With an electronic reader, e-reader, a user can customize the size of the text and space the lines on the page more generously, alleviating visual crowding and attention deficit.

"At least a third of those with dyslexia we tested have these issues with visual attention and are helped by reading on the e-reader," said lead author Matthew H. Schneps, director of the Laboratory for Visual Learning at the Smithsonian Astrophysical Observatory. "For those who don't have these issues, the study showed that the traditional ways of displaying text are better."

This is the second study on improving reading among dyslexics conducted by Schneps. In his first, he recorded eye movements of dyslexic students while they read. The results to that study foreshadowed this one, as the participants were better able to read when the lines on the page were shorter.

This study, published Wednesday in the journal PLOS ONE, measured for comprehension while reading e-books. The participants not only showed improvements in efficiency, but also were better able to understand the meaning within text.

Schneps and his team analyzed 103 students with dyslexia from Boston's Landmark High School who read from a traditional book and then from an e-reader with lines no more than three words long. Also contributing was the small screen of the e-reader, which the team believe further cut down on any visual distraction.
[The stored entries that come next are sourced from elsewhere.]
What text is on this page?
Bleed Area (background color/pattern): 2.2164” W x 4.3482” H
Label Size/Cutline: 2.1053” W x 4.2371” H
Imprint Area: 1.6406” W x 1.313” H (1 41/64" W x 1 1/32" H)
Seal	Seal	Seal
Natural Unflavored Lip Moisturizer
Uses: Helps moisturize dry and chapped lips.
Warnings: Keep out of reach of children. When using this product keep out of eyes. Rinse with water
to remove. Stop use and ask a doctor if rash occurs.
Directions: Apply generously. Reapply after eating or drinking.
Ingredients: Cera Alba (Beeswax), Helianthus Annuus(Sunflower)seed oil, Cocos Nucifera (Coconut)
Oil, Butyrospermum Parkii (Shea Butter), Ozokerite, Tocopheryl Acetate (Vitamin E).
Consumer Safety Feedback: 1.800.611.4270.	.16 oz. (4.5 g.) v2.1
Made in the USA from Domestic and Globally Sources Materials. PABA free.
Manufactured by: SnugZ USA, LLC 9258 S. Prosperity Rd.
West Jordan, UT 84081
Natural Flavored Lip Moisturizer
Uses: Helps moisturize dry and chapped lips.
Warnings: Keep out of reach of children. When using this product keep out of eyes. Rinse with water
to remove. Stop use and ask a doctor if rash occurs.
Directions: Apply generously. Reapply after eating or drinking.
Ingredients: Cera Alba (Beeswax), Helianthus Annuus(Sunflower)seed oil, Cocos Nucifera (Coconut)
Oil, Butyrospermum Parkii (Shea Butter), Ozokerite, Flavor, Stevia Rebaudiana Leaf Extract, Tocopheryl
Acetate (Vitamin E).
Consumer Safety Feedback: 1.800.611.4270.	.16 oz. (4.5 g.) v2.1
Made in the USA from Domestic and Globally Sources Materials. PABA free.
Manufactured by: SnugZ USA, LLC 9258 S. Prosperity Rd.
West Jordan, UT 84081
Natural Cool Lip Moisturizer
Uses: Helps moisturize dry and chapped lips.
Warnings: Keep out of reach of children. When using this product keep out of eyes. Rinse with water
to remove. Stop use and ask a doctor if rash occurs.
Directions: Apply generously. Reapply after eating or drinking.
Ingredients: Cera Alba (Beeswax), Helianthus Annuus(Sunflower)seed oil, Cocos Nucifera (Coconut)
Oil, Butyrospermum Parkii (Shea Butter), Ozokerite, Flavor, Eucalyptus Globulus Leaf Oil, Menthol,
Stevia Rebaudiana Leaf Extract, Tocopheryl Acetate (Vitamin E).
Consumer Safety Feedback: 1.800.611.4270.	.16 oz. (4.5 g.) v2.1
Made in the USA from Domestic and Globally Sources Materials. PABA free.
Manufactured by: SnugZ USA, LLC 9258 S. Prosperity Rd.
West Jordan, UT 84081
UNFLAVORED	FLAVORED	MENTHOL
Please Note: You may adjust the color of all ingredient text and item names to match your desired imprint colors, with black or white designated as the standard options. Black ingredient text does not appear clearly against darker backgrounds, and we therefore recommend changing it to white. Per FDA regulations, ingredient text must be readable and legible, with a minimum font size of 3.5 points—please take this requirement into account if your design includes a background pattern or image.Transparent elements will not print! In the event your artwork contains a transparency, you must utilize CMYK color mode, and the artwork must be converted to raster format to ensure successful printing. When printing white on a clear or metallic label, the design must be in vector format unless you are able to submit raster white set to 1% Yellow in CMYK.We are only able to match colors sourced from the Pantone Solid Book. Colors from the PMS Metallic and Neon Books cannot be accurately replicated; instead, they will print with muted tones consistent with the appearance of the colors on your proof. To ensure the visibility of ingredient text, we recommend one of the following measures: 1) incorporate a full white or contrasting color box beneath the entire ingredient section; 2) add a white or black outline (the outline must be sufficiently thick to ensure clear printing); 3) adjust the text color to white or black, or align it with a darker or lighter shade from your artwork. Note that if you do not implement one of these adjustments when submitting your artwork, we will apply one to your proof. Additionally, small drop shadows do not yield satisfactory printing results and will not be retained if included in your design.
As tablets and e-readers continue to make their way into the classroom, studies like this will certainly help that cause.

"The high school students we tested at Landmark had the benefit of many years of exceptional remediation, but even so, if they have visual attention deficits they will eventually hit a plateau, and traditional approaches can no longer help," said Schneps. "Our research showed that the e-readers help these students reach beyond those limits."